In questo contesto si inserisce il progetto di riutilizzo delle acque dell’impianto di depurazione di Montesilvano, che punta a destinare l’acqua trattata ad usi irrigui e industriali, riducendo il consumo di acqua potabile per attività che non richiedono elevati standard qualitativi. Si tratta di un intervento che coniuga sostenibilità ambientale, innovazione tecnologica e razionalizzazione delle risorse.

«Il riuso delle acque reflue rappresenta una scelta strategica per il futuro del nostro territorio», sottolinea Marco Santedicola, direttore generale dell’Aca, «non è solo una risposta all’emergenza, ma un investimento strutturale che consente di rendere il sistema idrico più resiliente, garantendo continuità alle attività produttive e riducendo la pressione sulle risorse naturali. Dobbiamo cambiare il nostro approccio: l’acqua non è più una risorsa infinita e il riuso diventa una leva fondamentale per una gestione moderna ed efficiente».

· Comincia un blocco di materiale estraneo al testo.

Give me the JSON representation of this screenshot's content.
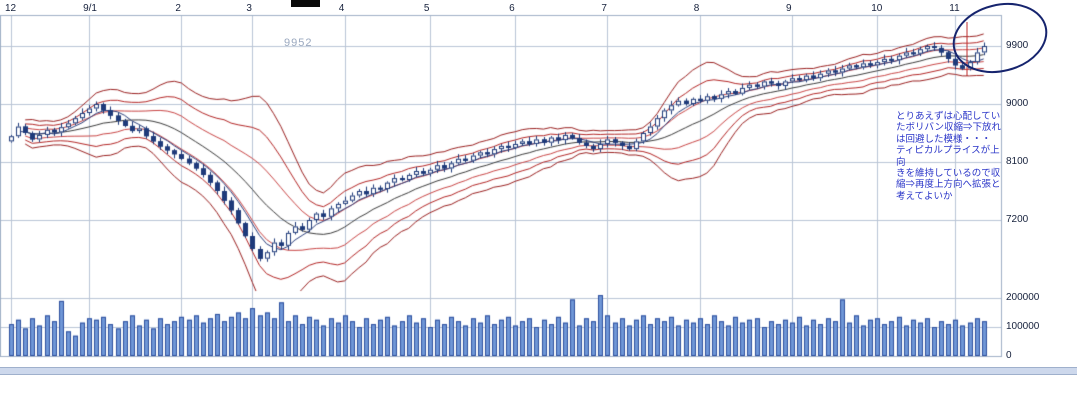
{
  "price_marker": {
    "value": "9952"
  },
  "annotation": {
    "text": "とりあえずは心配してい\nたボリバン収縮⇒下放れ\nは回避した模様・・・\nティピカルプライスが上向\nきを維持しているので収\n縮⇒再度上方向へ拡張と\n考えてよいか"
  },
  "colors": {
    "grid": "#b9c5d6",
    "grid_strong": "#9fb0c6",
    "candle": "#1e3a7a",
    "band_outer": "#9a1f1f",
    "band_mid": "#b32424",
    "band_inner": "#c94444",
    "ma_center": "#3a3a3a",
    "ma_fast": "#2c3f7c",
    "volume_fill": "#6f96d6",
    "volume_stroke": "#2d4f9e",
    "annotation_blue": "#2a35c8",
    "ellipse_navy": "#16246e",
    "marker_gray": "#9aa8bf"
  },
  "chart_data": {
    "type": "candlestick",
    "title": "",
    "xlabel": "",
    "ylabel": "",
    "legend": "none",
    "grid": true,
    "overlays": [
      "bollinger-bands +/-1,2,3 sigma (red)",
      "moving-average center (dark)",
      "fast moving-average (navy)",
      "volume bars (blue, lower pane)"
    ],
    "x_ticks": [
      {
        "label": "12",
        "index": 0
      },
      {
        "label": "9/1",
        "index": 11
      },
      {
        "label": "2",
        "index": 24
      },
      {
        "label": "3",
        "index": 34
      },
      {
        "label": "4",
        "index": 47
      },
      {
        "label": "5",
        "index": 59
      },
      {
        "label": "6",
        "index": 71
      },
      {
        "label": "7",
        "index": 84
      },
      {
        "label": "8",
        "index": 97
      },
      {
        "label": "9",
        "index": 110
      },
      {
        "label": "10",
        "index": 122
      },
      {
        "label": "11",
        "index": 133
      }
    ],
    "price_ticks": [
      9900,
      9000,
      8100,
      7200
    ],
    "volume_ticks": [
      200000,
      100000,
      0
    ],
    "price_ylim": [
      6400,
      10400
    ],
    "volume_ylim": [
      0,
      220000
    ],
    "closes": [
      8500,
      8650,
      8550,
      8450,
      8520,
      8600,
      8560,
      8640,
      8700,
      8780,
      8860,
      8930,
      9000,
      8900,
      8820,
      8740,
      8660,
      8580,
      8620,
      8500,
      8420,
      8340,
      8280,
      8220,
      8150,
      8080,
      8000,
      7900,
      7780,
      7650,
      7500,
      7350,
      7150,
      6950,
      6750,
      6600,
      6700,
      6850,
      6800,
      7000,
      7100,
      7050,
      7200,
      7300,
      7250,
      7380,
      7450,
      7500,
      7580,
      7650,
      7600,
      7700,
      7680,
      7780,
      7850,
      7820,
      7900,
      7960,
      7920,
      7980,
      8050,
      8000,
      8080,
      8150,
      8120,
      8200,
      8250,
      8220,
      8300,
      8350,
      8320,
      8380,
      8420,
      8380,
      8450,
      8400,
      8480,
      8440,
      8520,
      8470,
      8400,
      8350,
      8300,
      8380,
      8450,
      8400,
      8350,
      8300,
      8420,
      8550,
      8650,
      8780,
      8900,
      8980,
      9050,
      9000,
      9080,
      9050,
      9120,
      9080,
      9150,
      9200,
      9160,
      9250,
      9300,
      9270,
      9350,
      9320,
      9280,
      9350,
      9400,
      9370,
      9440,
      9400,
      9470,
      9520,
      9490,
      9550,
      9600,
      9570,
      9630,
      9600,
      9650,
      9700,
      9680,
      9750,
      9800,
      9780,
      9850,
      9900,
      9870,
      9800,
      9700,
      9600,
      9550,
      9650,
      9800,
      9900
    ],
    "volumes": [
      110000,
      125000,
      95000,
      130000,
      105000,
      140000,
      120000,
      190000,
      85000,
      70000,
      115000,
      130000,
      125000,
      135000,
      110000,
      95000,
      120000,
      140000,
      105000,
      125000,
      95000,
      130000,
      110000,
      120000,
      135000,
      125000,
      140000,
      115000,
      130000,
      145000,
      120000,
      135000,
      150000,
      130000,
      165000,
      140000,
      150000,
      130000,
      185000,
      120000,
      140000,
      110000,
      135000,
      125000,
      105000,
      130000,
      115000,
      140000,
      120000,
      100000,
      130000,
      110000,
      125000,
      135000,
      105000,
      120000,
      140000,
      115000,
      130000,
      100000,
      125000,
      110000,
      135000,
      120000,
      105000,
      130000,
      115000,
      140000,
      110000,
      125000,
      135000,
      105000,
      120000,
      130000,
      100000,
      125000,
      110000,
      135000,
      115000,
      195000,
      105000,
      130000,
      120000,
      210000,
      140000,
      115000,
      130000,
      105000,
      125000,
      140000,
      110000,
      130000,
      120000,
      135000,
      105000,
      125000,
      115000,
      130000,
      110000,
      140000,
      120000,
      105000,
      135000,
      115000,
      125000,
      130000,
      100000,
      120000,
      110000,
      125000,
      115000,
      135000,
      105000,
      125000,
      110000,
      130000,
      120000,
      195000,
      115000,
      140000,
      105000,
      125000,
      130000,
      110000,
      120000,
      135000,
      105000,
      125000,
      115000,
      130000,
      100000,
      120000,
      110000,
      125000,
      105000,
      115000,
      130000,
      120000
    ]
  }
}
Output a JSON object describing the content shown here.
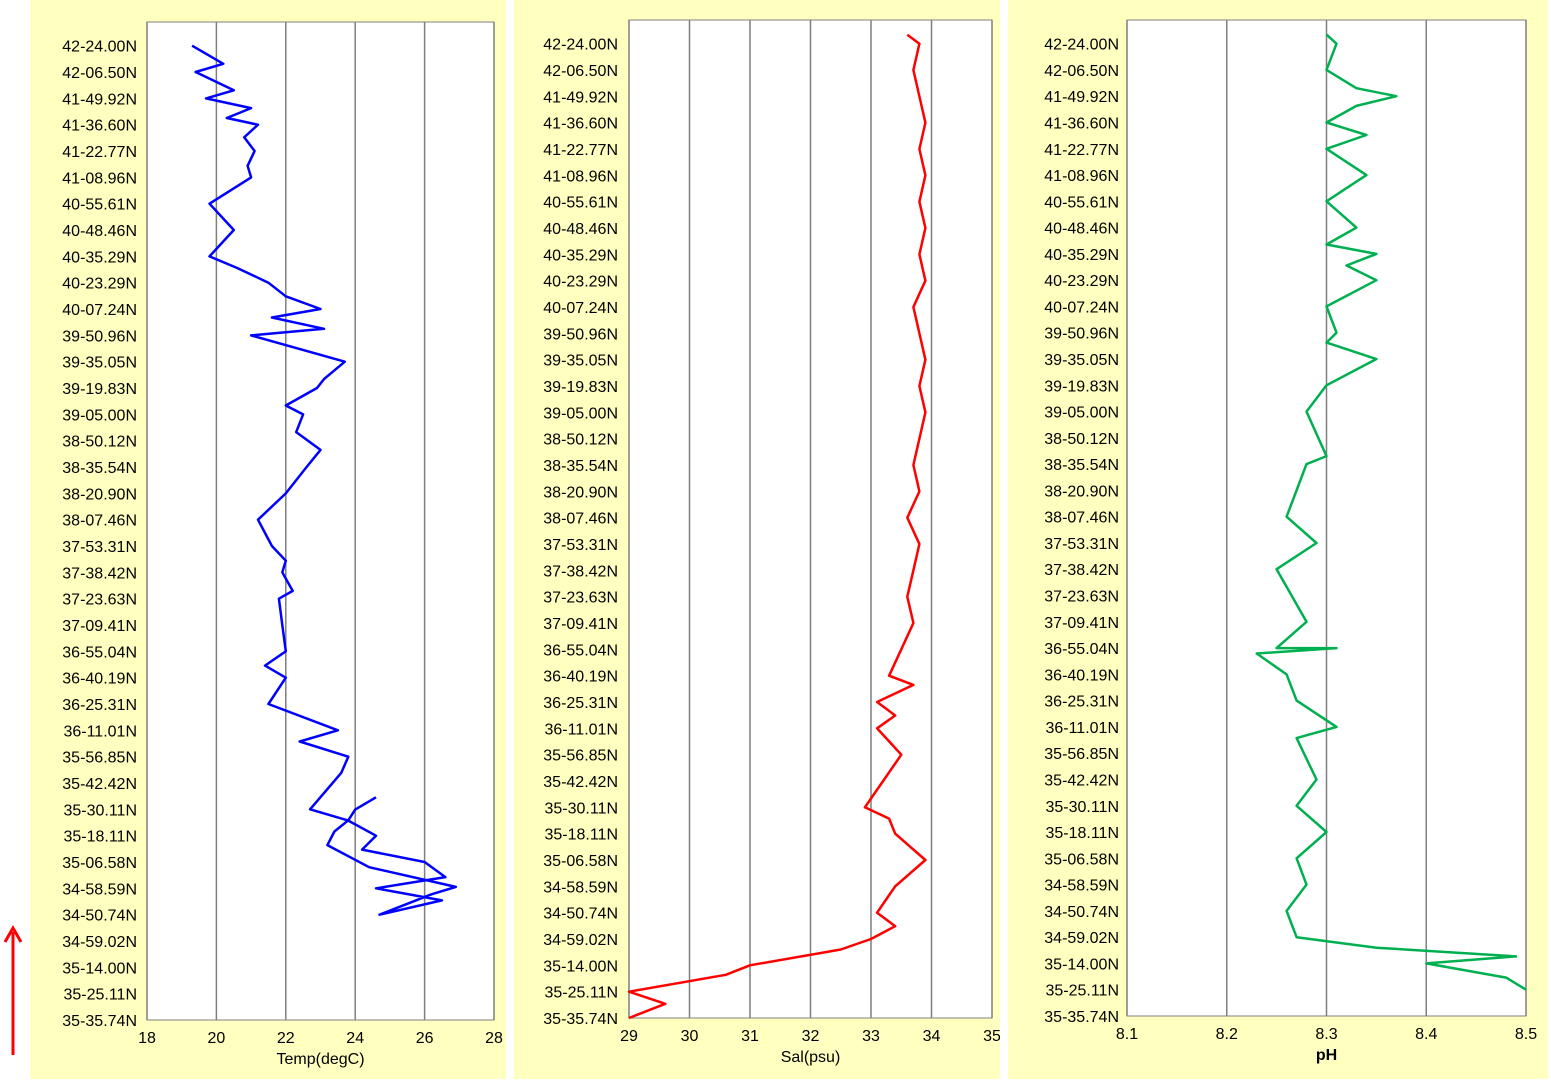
{
  "arrow_color": "#ff0000",
  "latitude_labels": [
    "42-24.00N",
    "42-06.50N",
    "41-49.92N",
    "41-36.60N",
    "41-22.77N",
    "41-08.96N",
    "40-55.61N",
    "40-48.46N",
    "40-35.29N",
    "40-23.29N",
    "40-07.24N",
    "39-50.96N",
    "39-35.05N",
    "39-19.83N",
    "39-05.00N",
    "38-50.12N",
    "38-35.54N",
    "38-20.90N",
    "38-07.46N",
    "37-53.31N",
    "37-38.42N",
    "37-23.63N",
    "37-09.41N",
    "36-55.04N",
    "36-40.19N",
    "36-25.31N",
    "36-11.01N",
    "35-56.85N",
    "35-42.42N",
    "35-30.11N",
    "35-18.11N",
    "35-06.58N",
    "34-58.59N",
    "34-50.74N",
    "34-59.02N",
    "35-14.00N",
    "35-25.11N",
    "35-35.74N"
  ],
  "chart_data": [
    {
      "type": "line",
      "xlabel": "Temp(degC)",
      "xlim": [
        18,
        28
      ],
      "xticks": [
        "18",
        "20",
        "22",
        "24",
        "26",
        "28"
      ],
      "grid": true,
      "color": "#0000ff",
      "x": [
        19.3,
        20.2,
        19.4,
        20.5,
        19.7,
        21.0,
        20.3,
        21.2,
        20.8,
        21.1,
        20.9,
        21.0,
        19.8,
        20.5,
        19.8,
        20.6,
        21.5,
        22.0,
        23.0,
        21.6,
        23.1,
        21.0,
        23.7,
        23.1,
        22.9,
        22.0,
        22.5,
        22.3,
        23.0,
        22.6,
        22.0,
        21.2,
        21.6,
        22.0,
        21.9,
        22.2,
        21.8,
        21.9,
        22.0,
        21.4,
        22.0,
        21.5,
        23.5,
        22.4,
        23.8,
        23.6,
        22.7,
        23.8,
        24.6,
        24.2,
        26.0,
        26.6,
        24.6,
        26.5,
        24.7,
        26.2,
        26.9,
        24.4,
        23.2,
        23.4,
        23.8,
        24.0,
        24.6
      ],
      "y": [
        "42-24.00N",
        "42-12.00N",
        "42-06.50N",
        "41-55.00N",
        "41-49.92N",
        "41-45.00N",
        "41-40.00N",
        "41-36.60N",
        "41-30.00N",
        "41-22.77N",
        "41-15.00N",
        "41-08.96N",
        "40-55.61N",
        "40-48.46N",
        "40-35.29N",
        "40-30.00N",
        "40-23.29N",
        "40-15.00N",
        "40-07.24N",
        "40-02.00N",
        "39-55.00N",
        "39-50.96N",
        "39-35.05N",
        "39-25.00N",
        "39-19.83N",
        "39-10.00N",
        "39-05.00N",
        "38-55.00N",
        "38-45.00N",
        "38-35.54N",
        "38-20.90N",
        "38-07.46N",
        "37-53.31N",
        "37-45.00N",
        "37-38.42N",
        "37-28.00N",
        "37-23.63N",
        "37-09.41N",
        "36-55.04N",
        "36-47.00N",
        "36-40.19N",
        "36-25.31N",
        "36-11.01N",
        "36-05.00N",
        "35-56.85N",
        "35-48.00N",
        "35-30.11N",
        "35-25.00N",
        "35-18.11N",
        "35-12.00N",
        "35-06.58N",
        "35-02.00N",
        "34-58.59N",
        "34-55.00N",
        "34-50.74N",
        "34-45.00N",
        "34-59.02N",
        "35-05.00N",
        "35-14.00N",
        "35-20.00N",
        "35-25.11N",
        "35-30.00N",
        "35-35.74N"
      ]
    },
    {
      "type": "line",
      "xlabel": "Sal(psu)",
      "xlim": [
        29,
        35
      ],
      "xticks": [
        "29",
        "30",
        "31",
        "32",
        "33",
        "34",
        "35"
      ],
      "grid": true,
      "color": "#ff0000",
      "x": [
        33.6,
        33.8,
        33.7,
        33.8,
        33.9,
        33.8,
        33.9,
        33.8,
        33.9,
        33.8,
        33.9,
        33.7,
        33.8,
        33.9,
        33.8,
        33.9,
        33.8,
        33.7,
        33.8,
        33.6,
        33.8,
        33.7,
        33.6,
        33.7,
        33.5,
        33.3,
        33.7,
        33.1,
        33.4,
        33.1,
        33.5,
        33.2,
        32.9,
        33.3,
        33.4,
        33.9,
        33.4,
        33.1,
        33.4,
        33.0,
        32.5,
        31.0,
        30.6,
        29.0,
        29.6,
        29.0
      ],
      "y": [
        "42-30.00N",
        "42-24.00N",
        "42-06.50N",
        "41-49.92N",
        "41-36.60N",
        "41-22.77N",
        "41-08.96N",
        "40-55.61N",
        "40-48.46N",
        "40-35.29N",
        "40-23.29N",
        "40-07.24N",
        "39-50.96N",
        "39-35.05N",
        "39-19.83N",
        "39-05.00N",
        "38-50.12N",
        "38-35.54N",
        "38-20.90N",
        "38-07.46N",
        "37-53.31N",
        "37-38.42N",
        "37-23.63N",
        "37-09.41N",
        "36-55.04N",
        "36-40.19N",
        "36-35.00N",
        "36-25.31N",
        "36-18.00N",
        "36-11.01N",
        "35-56.85N",
        "35-42.42N",
        "35-30.11N",
        "35-25.00N",
        "35-18.11N",
        "35-06.58N",
        "34-58.59N",
        "34-50.74N",
        "34-55.00N",
        "34-59.02N",
        "35-05.00N",
        "35-14.00N",
        "35-18.00N",
        "35-25.11N",
        "35-30.00N",
        "35-35.74N"
      ]
    },
    {
      "type": "line",
      "xlabel": "pH",
      "xlim": [
        8.1,
        8.5
      ],
      "xticks": [
        "8.1",
        "8.2",
        "8.3",
        "8.4",
        "8.5"
      ],
      "grid": true,
      "color": "#00b050",
      "x": [
        8.3,
        8.31,
        8.3,
        8.33,
        8.37,
        8.33,
        8.3,
        8.34,
        8.3,
        8.34,
        8.3,
        8.33,
        8.3,
        8.35,
        8.32,
        8.35,
        8.3,
        8.31,
        8.3,
        8.35,
        8.3,
        8.28,
        8.3,
        8.28,
        8.26,
        8.29,
        8.25,
        8.28,
        8.25,
        8.31,
        8.23,
        8.26,
        8.27,
        8.31,
        8.27,
        8.29,
        8.27,
        8.3,
        8.27,
        8.28,
        8.26,
        8.27,
        8.35,
        8.49,
        8.4,
        8.48,
        8.5
      ],
      "y": [
        "42-30.00N",
        "42-24.00N",
        "42-06.50N",
        "41-55.00N",
        "41-49.92N",
        "41-45.00N",
        "41-36.60N",
        "41-30.00N",
        "41-22.77N",
        "41-08.96N",
        "40-55.61N",
        "40-48.46N",
        "40-40.00N",
        "40-35.29N",
        "40-30.00N",
        "40-23.29N",
        "40-07.24N",
        "39-50.96N",
        "39-45.00N",
        "39-35.05N",
        "39-19.83N",
        "39-05.00N",
        "38-40.00N",
        "38-35.54N",
        "38-07.46N",
        "37-53.31N",
        "37-38.42N",
        "37-09.41N",
        "36-55.04N",
        "36-55.04N",
        "36-52.00N",
        "36-40.19N",
        "36-25.31N",
        "36-11.01N",
        "36-05.00N",
        "35-42.42N",
        "35-30.11N",
        "35-18.11N",
        "35-06.58N",
        "34-58.59N",
        "34-50.74N",
        "34-59.02N",
        "35-05.00N",
        "35-10.00N",
        "35-14.00N",
        "35-20.00N",
        "35-25.11N"
      ]
    }
  ]
}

Il progetto ha un valore complessivo di circa 7,85 milioni di euro ed è finanziato attraverso contributi pubblici e un prestito della Banca Europea per gli Investimenti. Il modello economico è basato sull’autosostenibilità: i costi di gestione e il servizio del debito saranno coperti dalla vendita dell’acqua recuperata agli utilizzatori, senza incidere sulle tariffe del servizio idrico potabile. I benefici attesi sono molteplici e riguardano sia l’ambiente che il sistema economico. La disponibilità di una fonte idrica alternativa garantisce maggiore sicurezza alle imprese, che possono pianificare le proprie attività con minore incertezza. Allo stesso tempo, si riduce la pressione sulle falde e sui corsi d’acqua, contribuendo alla tutela degli ecosistemi e alla conservazione delle risorse naturali.

Nel medio-lungo periodo, il riuso può favorire la creazione di un circolo virtuoso tra infrastrutture e sviluppo economico. La presenza di una risorsa idrica affidabile può attrarre nuovi investimenti e sostenere la crescita del tessuto produttivo locale, mentre l’aumento della domanda di acqua riutilizzata contribuisce a rafforzare la sostenibilità economica degli impianti. Il caso di Montesilvano rappresenta dunque un esempio concreto di come il riutilizzo delle acque reflue possa diventare una componente strutturale del sistema idrico integrato. Non si tratta solo di una soluzione tecnica, ma di un vero e proprio cambio di prospettiva.

L’acqua è una risorsa naturale, ma il suo riuso è una scelta culturale. Significa passare da un modello basato sul consumo a uno fondato sulla rigenerazione, dalla gestione dell’emergenza alla pianificazione, dalla logica dello spreco a quella dell’efficienza. Significa anche interrogarsi su quale qualità dell’acqua sia realmente necessaria per i diversi usi, su quanta energia siamo disposti a impiegare per trattarla e su quali infrastrutture dobbiamo progettare per il futuro. Perché il valore dell’acqua non si misura solo in metri cubi, ma nella capacità di darle una seconda vita, trasformando una criticità in opportunità per lo sviluppo sostenibile del territorio.